In view of the importance of monitoring in relation to epidemic prevention, policymakers started to build data collection and reporting systems for epidemic diseases. For example in Hebei Province, the data collection platform was built by epidemic prevention committees the first of which was set up in 1952. Telephones and telegrams were used to report epidemic information and had to be reported at the provincial level within 24 h for a area on the plains, and 48 h for a mountainous area. The policy documents issued after 1955 reveal that a three-tier health delivery system was in operation, which started to take the responsibility for collecting information on epidemics. However, there are few documents showing how the information system really worked .
This governance function requires cooperation between the government sectors and external actors, jointly support the generation and implementation of public policies .
The PHM was a typical policy involving the cooperation between different sectors in China’s health system.

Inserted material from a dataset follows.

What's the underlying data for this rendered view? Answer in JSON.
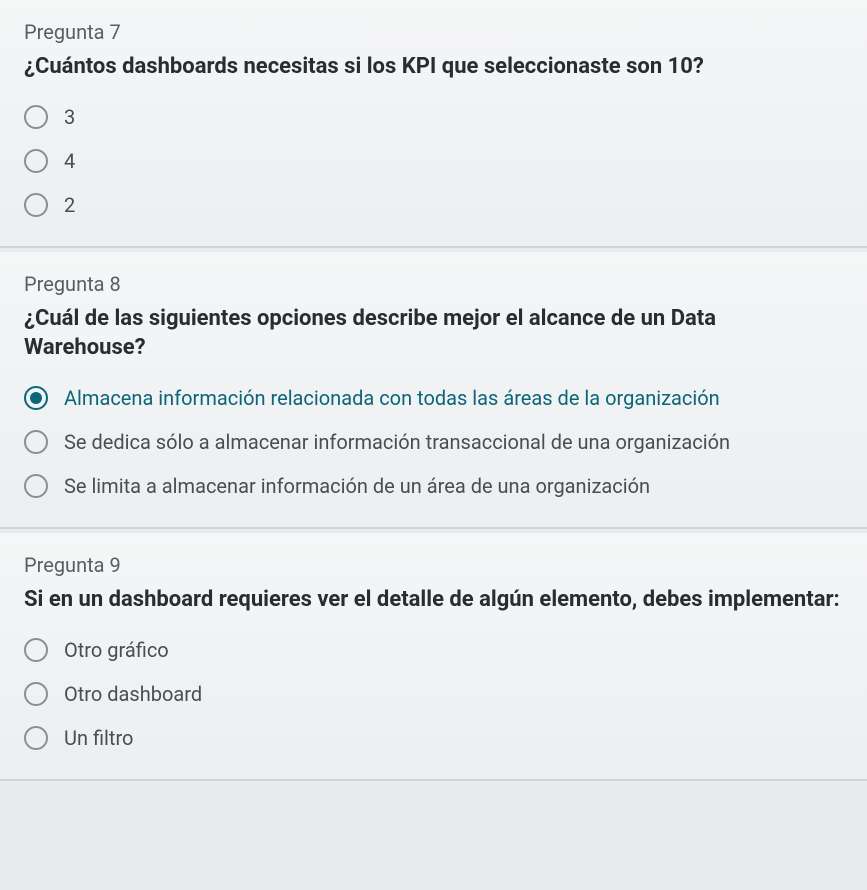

The PHM work involved many sectors, such as health, the environment, and food and agriculture . From its start, the highest level decision makers realized that without the cooperation of multiple sectors, the aims of PHM would never be achieved. When patriotic health committees started to be established at every level, central government required that they be led by the highest leader in local government, and be comprised of each relevant government department director along with representatives of trade unions and other youth and women’s groups . For example in Shanghai, the mayor acted as the director of Shanghai’s patriotic health committee; associate mayors acted as associate directors; and department leaders of public security, civil administration, public work, financing, culture, education, health, federations of trade unions, women’s unions, students’ unions, and the association of industry and commerce also participated as committee members .
“In 1957, Shanxi Province issued “Notification about Implementing the Sudden Eradication Campaign against the Four Pests (rats, flies, mosquitoes, and sparrows) in Spring”, all the relevant departments, including the department of agriculture, health department, food department, communist youth league of the provincial Party committee, provincial trade union, and the provincial women’s union, worked together to implement the eradication activities.”